When the two had exhausted the city they bicycled into the country, a real pleasure in those days. Cars were few, almost nonexistent and certainly rarer than horses. Country roads were clean, refreshing places, as strange as that may seem these days. Cycling was a joy because bicycles were so quiet, and the wildlife in the hedgerows often could not hear you coming. Hedges in the 1930s were cluttered with life: different varieties of birds, rabbits, field mice, hedgehogs, squirrels, occasionally a fox. Far busier than the roads.
It had been a happy time for both of them, too happy for letter-writing—I had to piece much of this information together later. In the face of so much unadulterated pleasure—sunshine, countryside, affection—Konstanze had even begun to lose her melancholic bent. Bruno knew far more about wildlife than she did, surprising for someone who came from Berlin, and he was a patient teacher. What he knew about the habits of bees, foxes or elms amazed and seduced her.

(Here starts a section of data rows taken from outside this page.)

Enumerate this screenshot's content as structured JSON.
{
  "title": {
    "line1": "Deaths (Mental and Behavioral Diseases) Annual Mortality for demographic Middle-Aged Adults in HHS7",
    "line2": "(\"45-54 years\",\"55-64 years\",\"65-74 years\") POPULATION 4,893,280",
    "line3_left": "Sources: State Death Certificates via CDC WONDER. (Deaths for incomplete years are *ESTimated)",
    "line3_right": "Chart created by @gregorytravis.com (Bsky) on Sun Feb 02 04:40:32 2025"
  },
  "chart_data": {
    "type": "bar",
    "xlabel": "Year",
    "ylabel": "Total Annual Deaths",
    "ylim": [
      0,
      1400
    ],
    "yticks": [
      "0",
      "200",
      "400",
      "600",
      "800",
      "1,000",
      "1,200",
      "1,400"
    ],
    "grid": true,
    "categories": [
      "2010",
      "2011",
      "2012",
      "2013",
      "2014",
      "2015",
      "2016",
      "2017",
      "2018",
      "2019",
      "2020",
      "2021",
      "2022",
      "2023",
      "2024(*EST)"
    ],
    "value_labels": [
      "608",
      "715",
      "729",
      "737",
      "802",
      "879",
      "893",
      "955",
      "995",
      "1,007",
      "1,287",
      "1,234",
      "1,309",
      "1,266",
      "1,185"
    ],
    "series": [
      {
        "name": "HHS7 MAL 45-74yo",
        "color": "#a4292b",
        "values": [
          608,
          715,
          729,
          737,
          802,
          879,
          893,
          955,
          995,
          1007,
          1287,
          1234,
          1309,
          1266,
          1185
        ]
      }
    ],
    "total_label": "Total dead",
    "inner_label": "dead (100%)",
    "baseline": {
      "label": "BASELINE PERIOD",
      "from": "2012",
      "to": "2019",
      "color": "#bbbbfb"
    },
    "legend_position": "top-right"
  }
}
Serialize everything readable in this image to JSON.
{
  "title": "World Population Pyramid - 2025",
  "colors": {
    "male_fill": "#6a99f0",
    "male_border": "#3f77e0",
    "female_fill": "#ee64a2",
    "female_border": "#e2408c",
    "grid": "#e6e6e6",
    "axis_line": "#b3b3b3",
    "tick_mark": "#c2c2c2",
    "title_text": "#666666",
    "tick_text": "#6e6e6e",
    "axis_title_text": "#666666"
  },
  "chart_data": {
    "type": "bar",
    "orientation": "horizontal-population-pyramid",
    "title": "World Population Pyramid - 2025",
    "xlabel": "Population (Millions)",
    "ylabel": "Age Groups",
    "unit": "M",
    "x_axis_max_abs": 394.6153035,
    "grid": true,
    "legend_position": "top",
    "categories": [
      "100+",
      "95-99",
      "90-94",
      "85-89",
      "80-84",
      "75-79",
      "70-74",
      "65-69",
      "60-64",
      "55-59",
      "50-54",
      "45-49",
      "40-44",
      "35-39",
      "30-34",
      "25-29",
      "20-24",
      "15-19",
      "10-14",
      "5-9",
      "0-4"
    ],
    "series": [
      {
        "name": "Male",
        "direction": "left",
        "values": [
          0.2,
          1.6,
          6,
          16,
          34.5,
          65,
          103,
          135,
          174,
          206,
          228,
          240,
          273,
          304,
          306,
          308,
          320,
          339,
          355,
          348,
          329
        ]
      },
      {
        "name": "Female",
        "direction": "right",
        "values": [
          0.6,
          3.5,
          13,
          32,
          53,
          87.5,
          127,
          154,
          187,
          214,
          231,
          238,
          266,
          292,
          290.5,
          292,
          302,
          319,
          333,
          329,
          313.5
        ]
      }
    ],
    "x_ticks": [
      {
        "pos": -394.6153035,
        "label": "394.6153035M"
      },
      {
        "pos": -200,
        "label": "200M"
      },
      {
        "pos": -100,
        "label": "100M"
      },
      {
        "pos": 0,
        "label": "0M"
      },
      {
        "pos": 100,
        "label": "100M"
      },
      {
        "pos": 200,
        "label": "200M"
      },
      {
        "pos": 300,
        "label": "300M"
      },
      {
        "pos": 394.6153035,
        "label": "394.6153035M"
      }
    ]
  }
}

Three weeks passed without any shadow. September turned into October. The bees became less populous on their jaunts into the country, and the leaves of the elms began to change color.
Then one day they sat by the river Isar, south of Munich, watching the white lock gates open to let a motor cruiser downstream. There was a bite in the air that had been absent before; they would not be able to sit out like this for much longer.